Cindy Murdoch (author) from Texas on November 16, 2011:

Ahydz - you do know that this comment will probably get him going again. He likes to stir things up. But he could be hiding out ... somewhere ... afraid that he will get exactly what he deserves.

But yes, we do like to have a little fun!

Ahydz from Philippines on November 16, 2011:

It shows here that HSB and davenmidtown have aged gracefully. I like that you guys have a great sense of humor.

Cindy Murdoch (author) from Texas on November 16, 2011:

You best stop laughing and start running!

David Stillwell from Sacramento, California on November 16, 2011:

hahahahahahahahahahahahhaah this is of course a euphemism....

Cindy Murdoch (author) from Texas on November 16, 2011:

I think I was tricked. You have to go to my magnet hub for the rest of the story, and I'm going to go hurt a fellow hubber who will go unmentioned but whose name begins with D and ends with avenmidtown.

Justin W Price from Juneau, Alaska on November 16, 2011:

ha. U said "balls"

Cindy Murdoch (author) from Texas on November 11, 2011:

What are you talking about? That zinger flew too high for me to grab hold of it!

David Stillwell from Sacramento, California on November 11, 2011:

I never said what kind of angel... you people... just assumed...

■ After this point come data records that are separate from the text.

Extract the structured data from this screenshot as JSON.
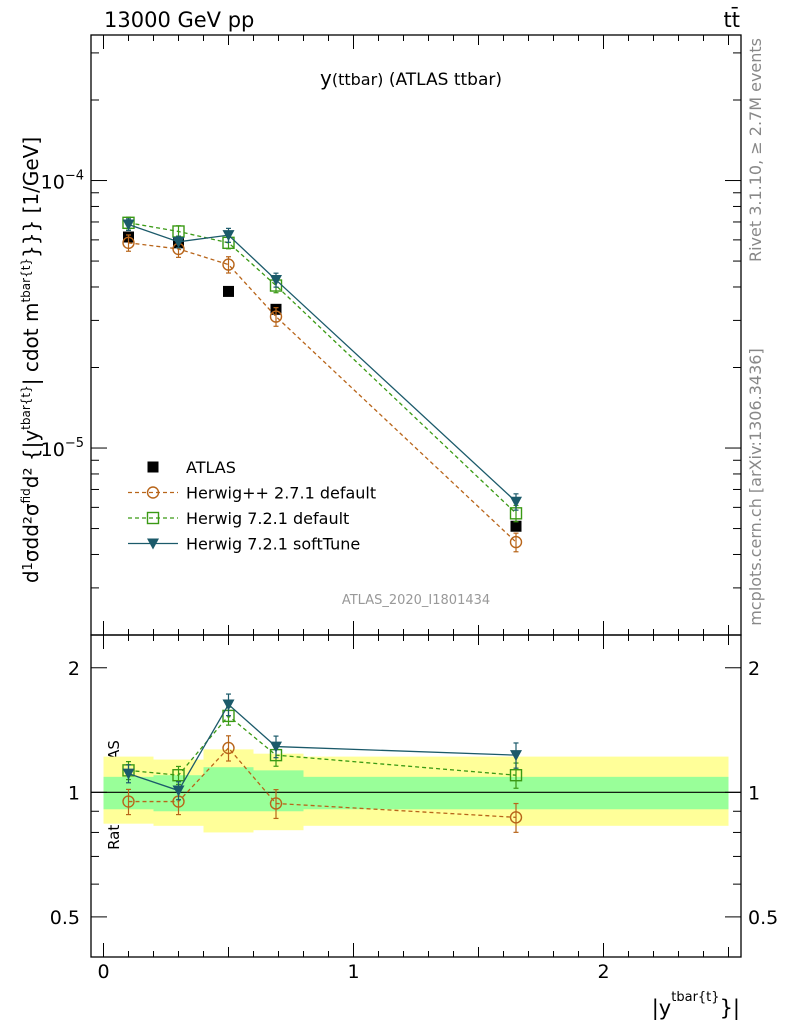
{
  "header": {
    "left": "13000 GeV pp",
    "right": "tt̄"
  },
  "side_labels": {
    "rivet": "Rivet 3.1.10, ≥ 2.7M events",
    "mcplots": "mcplots.cern.ch [arXiv:1306.3436]"
  },
  "watermark": "ATLAS_2020_I1801434",
  "colors": {
    "atlas": "#000000",
    "herwigpp": "#b8651a",
    "herwig721": "#3a9a14",
    "softtune": "#1b5a6a",
    "band_inner": "#99ff99",
    "band_outer": "#ffff99"
  },
  "chart_data": [
    {
      "type": "scatter",
      "title_main": "y",
      "title_small": "(ttbar)",
      "title_rest": " (ATLAS ttbar)",
      "ylabel": "d1dd²σfid/d²{|ytbar{t}|} cdot mtbar{t}}}} [1/GeV]",
      "ylabel_parts": {
        "p1": "d",
        "p2": "1",
        "p3": "σ",
        "p4": "d",
        "p5": "d²σ",
        "p6": "fid",
        "p7": "d² {|y",
        "p8": "tbar{t}",
        "p9": "| cdot m",
        "p10": "tbar{t}",
        "p11": "}}} [1/GeV]"
      },
      "xlim": [
        -0.05,
        2.55
      ],
      "ylim": [
        2e-06,
        0.00035
      ],
      "log_y": true,
      "y_ticks": [
        {
          "value": 0.0001,
          "mant": "10",
          "exp": "−4"
        },
        {
          "value": 1e-05,
          "mant": "10",
          "exp": "−5"
        }
      ],
      "legend": {
        "placement": "lower-left",
        "entries": [
          {
            "key": "atlas",
            "label": "ATLAS"
          },
          {
            "key": "herwigpp",
            "label": "Herwig++ 2.7.1 default"
          },
          {
            "key": "herwig721",
            "label": "Herwig 7.2.1 default"
          },
          {
            "key": "softtune",
            "label": "Herwig 7.2.1 softTune"
          }
        ]
      },
      "x": [
        0.1,
        0.3,
        0.5,
        0.69,
        1.65
      ],
      "x_edges": [
        0.0,
        0.2,
        0.4,
        0.6,
        0.8,
        2.5
      ],
      "series": [
        {
          "key": "atlas",
          "name": "ATLAS",
          "marker": "square-filled",
          "line": "none",
          "values": [
            6.15e-05,
            5.85e-05,
            3.85e-05,
            3.3e-05,
            5.1e-06
          ]
        },
        {
          "key": "herwigpp",
          "name": "Herwig++ 2.7.1 default",
          "marker": "circle-open",
          "line": "dashed",
          "values": [
            5.85e-05,
            5.55e-05,
            4.85e-05,
            3.1e-05,
            4.45e-06
          ],
          "err": [
            0.07,
            0.07,
            0.07,
            0.08,
            0.08
          ]
        },
        {
          "key": "herwig721",
          "name": "Herwig 7.2.1 default",
          "marker": "square-open",
          "line": "dashed",
          "values": [
            6.95e-05,
            6.45e-05,
            5.85e-05,
            4.05e-05,
            5.7e-06
          ],
          "err": [
            0.05,
            0.05,
            0.05,
            0.06,
            0.07
          ]
        },
        {
          "key": "softtune",
          "name": "Herwig 7.2.1 softTune",
          "marker": "triangle-down-filled",
          "line": "solid",
          "values": [
            6.85e-05,
            5.9e-05,
            6.25e-05,
            4.25e-05,
            6.3e-06
          ],
          "err": [
            0.05,
            0.05,
            0.06,
            0.06,
            0.07
          ]
        }
      ]
    },
    {
      "type": "scatter",
      "ylabel": "Ratio to ATLAS",
      "xlabel_main": "|y",
      "xlabel_sup": "tbar{t}",
      "xlabel_tail": "}|",
      "xlim": [
        -0.05,
        2.55
      ],
      "ylim": [
        0.4,
        2.4
      ],
      "log_y": true,
      "x_ticks": [
        0,
        1,
        2
      ],
      "y_ticks": [
        0.5,
        1,
        2
      ],
      "y_tick_labels": [
        "0.5",
        "1",
        "2"
      ],
      "reference_line": 1,
      "bands": {
        "x_edges": [
          0.0,
          0.2,
          0.4,
          0.6,
          0.8,
          2.5
        ],
        "inner": [
          [
            0.91,
            1.09
          ],
          [
            0.9,
            1.1
          ],
          [
            0.9,
            1.15
          ],
          [
            0.9,
            1.13
          ],
          [
            0.91,
            1.09
          ]
        ],
        "outer": [
          [
            0.84,
            1.22
          ],
          [
            0.83,
            1.2
          ],
          [
            0.8,
            1.27
          ],
          [
            0.81,
            1.24
          ],
          [
            0.83,
            1.22
          ]
        ]
      },
      "x": [
        0.1,
        0.3,
        0.5,
        0.69,
        1.65
      ],
      "series": [
        {
          "key": "herwigpp",
          "name": "Herwig++ 2.7.1 default",
          "marker": "circle-open",
          "line": "dashed",
          "values": [
            0.95,
            0.95,
            1.28,
            0.94,
            0.87
          ],
          "err": [
            0.07,
            0.07,
            0.07,
            0.08,
            0.08
          ]
        },
        {
          "key": "herwig721",
          "name": "Herwig 7.2.1 default",
          "marker": "square-open",
          "line": "dashed",
          "values": [
            1.13,
            1.1,
            1.53,
            1.23,
            1.1
          ],
          "err": [
            0.05,
            0.05,
            0.05,
            0.06,
            0.07
          ]
        },
        {
          "key": "softtune",
          "name": "Herwig 7.2.1 softTune",
          "marker": "triangle-down-filled",
          "line": "solid",
          "values": [
            1.11,
            1.01,
            1.63,
            1.29,
            1.23
          ],
          "err": [
            0.05,
            0.05,
            0.06,
            0.06,
            0.07
          ]
        }
      ]
    }
  ]
}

Cindy Murdoch (author) from Texas on November 11, 2011:

If you don't stop it, people are going to quit thinking you are naughty, and will know it to be a fact!

David Stillwell from Sacramento, California on November 11, 2011:

I'd rather have his brain

Cindy Murdoch (author) from Texas on November 11, 2011:

The very one you referenced above. Santa will be bringing you the Newton's Balls!!!

David Stillwell from Sacramento, California on November 11, 2011:

Which hub?

Cindy Murdoch (author) from Texas on November 11, 2011:

davenmidtown - perfect angel ... I just can't touch that one - even with a ten foot pole!

That hub is still waiting for your lovin' touch!

David Stillwell from Sacramento, California on November 11, 2011:

I am a perfect angel...

read this hub by HSB it talks about newtons balls... honestly...

https://hubpages.com/games-hobbies/Magnetic-Fun-Ma...

Cindy Murdoch (author) from Texas on November 11, 2011:

Ahydz - davenmidtown just can't help himself. Sometimes the naughty in him just oozes out!

Ahydz from Philippines on November 11, 2011:

You got it right HSB. And I can't help stopping by at your hubs. It's fun here.

Davenmidtown -- I guess you were a naughty boy back then. It shows here now. Hahaha! (peace)

Cindy Murdoch (author) from Texas on November 11, 2011:

Ahydz - I imagine that you also saw the doctored up picture for the maggots on the brain that you mentioned much earlier. Thanks for stopping by!

Cindy Murdoch (author) from Texas on November 11, 2011:

davenmidtown - that's a whole different hub still waiting on your reply. You are going to have to wonder over there for a while. That hub is feeling neglected!

Ahydz from Philippines on November 11, 2011:

You're right about the maggot thing. I've seen on TV about maggots eating dead tissue on a mans leg with diabetes. Yup, I guess that's what I've seen long time ago.